Несколько секунд Рон только моргал, потом открыл рот и пробормотал:
– Знаешь, по-моему, нам стоит лечь спать.
Гарри кивнул, подумав, что поспать еще пару часов ему не помешает. Он тихо пошел вслед за Роном по винтовой лестнице, но у входа в спальню схватил рыжика за рукав:
– Кстати о том, о чем мы тут болтали, – есть еще одна штука.
– Какая?
– Вот ты продал меня Малфою. Это… ты все равно мой друг, хоть я и не могу тебе теперь доверять.
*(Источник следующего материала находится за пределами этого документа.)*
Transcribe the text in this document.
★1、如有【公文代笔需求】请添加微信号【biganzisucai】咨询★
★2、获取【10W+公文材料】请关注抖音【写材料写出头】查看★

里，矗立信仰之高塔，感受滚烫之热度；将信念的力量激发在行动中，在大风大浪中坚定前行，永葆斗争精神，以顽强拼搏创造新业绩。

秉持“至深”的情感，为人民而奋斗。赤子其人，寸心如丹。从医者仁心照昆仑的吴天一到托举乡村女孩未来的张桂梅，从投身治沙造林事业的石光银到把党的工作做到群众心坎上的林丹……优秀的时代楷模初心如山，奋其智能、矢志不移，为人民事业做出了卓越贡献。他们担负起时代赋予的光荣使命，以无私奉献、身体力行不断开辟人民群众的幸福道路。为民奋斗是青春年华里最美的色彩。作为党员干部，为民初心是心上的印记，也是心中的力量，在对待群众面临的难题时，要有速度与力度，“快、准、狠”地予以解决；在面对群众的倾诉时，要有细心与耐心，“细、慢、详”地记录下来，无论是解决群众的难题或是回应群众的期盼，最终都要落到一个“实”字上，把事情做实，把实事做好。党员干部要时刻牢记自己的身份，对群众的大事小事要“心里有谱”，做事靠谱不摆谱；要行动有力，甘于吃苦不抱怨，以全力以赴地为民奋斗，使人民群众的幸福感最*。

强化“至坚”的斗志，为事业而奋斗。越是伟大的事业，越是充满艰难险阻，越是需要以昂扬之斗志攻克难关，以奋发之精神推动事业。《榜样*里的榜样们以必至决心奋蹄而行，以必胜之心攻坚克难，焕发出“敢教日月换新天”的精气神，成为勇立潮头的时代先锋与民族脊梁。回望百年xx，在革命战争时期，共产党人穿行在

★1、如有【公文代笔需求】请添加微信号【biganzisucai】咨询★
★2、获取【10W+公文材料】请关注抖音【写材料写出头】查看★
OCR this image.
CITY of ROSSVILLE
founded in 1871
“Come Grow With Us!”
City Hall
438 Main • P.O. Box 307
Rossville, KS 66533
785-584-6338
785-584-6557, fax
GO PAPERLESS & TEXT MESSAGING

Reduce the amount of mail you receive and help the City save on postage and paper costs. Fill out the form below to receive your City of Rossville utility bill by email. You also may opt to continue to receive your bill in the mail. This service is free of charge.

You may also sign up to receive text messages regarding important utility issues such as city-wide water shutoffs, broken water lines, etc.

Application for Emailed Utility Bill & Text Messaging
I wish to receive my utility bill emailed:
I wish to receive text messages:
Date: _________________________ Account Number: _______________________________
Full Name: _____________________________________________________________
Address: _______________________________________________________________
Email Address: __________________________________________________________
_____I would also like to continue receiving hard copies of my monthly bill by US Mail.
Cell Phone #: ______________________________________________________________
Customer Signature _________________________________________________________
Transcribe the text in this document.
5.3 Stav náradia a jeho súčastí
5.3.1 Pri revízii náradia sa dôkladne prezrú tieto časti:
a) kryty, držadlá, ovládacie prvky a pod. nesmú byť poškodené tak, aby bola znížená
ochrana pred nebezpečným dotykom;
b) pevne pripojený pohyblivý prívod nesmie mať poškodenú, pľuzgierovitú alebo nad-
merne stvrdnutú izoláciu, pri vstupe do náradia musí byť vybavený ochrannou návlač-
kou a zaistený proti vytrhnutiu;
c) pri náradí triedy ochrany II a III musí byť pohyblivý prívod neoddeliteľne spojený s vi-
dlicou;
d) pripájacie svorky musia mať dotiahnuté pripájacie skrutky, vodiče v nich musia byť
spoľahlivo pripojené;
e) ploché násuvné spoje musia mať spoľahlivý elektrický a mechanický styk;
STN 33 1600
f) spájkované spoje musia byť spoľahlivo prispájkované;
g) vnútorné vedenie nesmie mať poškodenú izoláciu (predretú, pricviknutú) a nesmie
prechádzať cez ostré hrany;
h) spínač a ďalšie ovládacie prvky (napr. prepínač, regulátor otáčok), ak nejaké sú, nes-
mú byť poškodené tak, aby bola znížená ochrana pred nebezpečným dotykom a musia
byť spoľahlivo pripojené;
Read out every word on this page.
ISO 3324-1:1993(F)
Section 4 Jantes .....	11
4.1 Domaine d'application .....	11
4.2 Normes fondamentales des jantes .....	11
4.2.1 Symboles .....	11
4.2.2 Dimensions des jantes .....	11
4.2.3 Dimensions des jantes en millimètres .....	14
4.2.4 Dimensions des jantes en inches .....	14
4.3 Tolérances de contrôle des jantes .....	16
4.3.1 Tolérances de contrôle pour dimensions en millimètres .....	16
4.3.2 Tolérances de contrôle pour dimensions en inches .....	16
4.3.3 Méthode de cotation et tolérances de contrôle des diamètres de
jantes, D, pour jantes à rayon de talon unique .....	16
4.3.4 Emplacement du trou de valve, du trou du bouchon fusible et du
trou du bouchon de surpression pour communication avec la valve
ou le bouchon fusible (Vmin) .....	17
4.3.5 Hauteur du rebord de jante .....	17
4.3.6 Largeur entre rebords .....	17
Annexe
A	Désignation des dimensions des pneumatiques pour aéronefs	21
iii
– Я не продавал тебя Малфою! – рявкнул Рон. Даже в тусклом, мерцающем свете волшебной палочки Гарри мог видеть, как потемнело лицо друга, и знал, что при свете дня Рон был бы сейчас багровым. – Я обещал, но не сделал этого. Я беру свое слово назад, понял? Я умею делать это, когда пообещаю какую-нибудь глупость. Я ненавижу это, но мне пришлось этому научиться за те годы, что Фред с Джорджем подбивали меня на какую-нибудь дурость. Это ведь не то же самое, что нарушить клятву, или что-то в таком роде, – голос рыжика стал тише: – И не мог бы ты оказать мне любезность и заткнуться наконец? Я и так чувствую себя в полном дерьме из-за всего этого.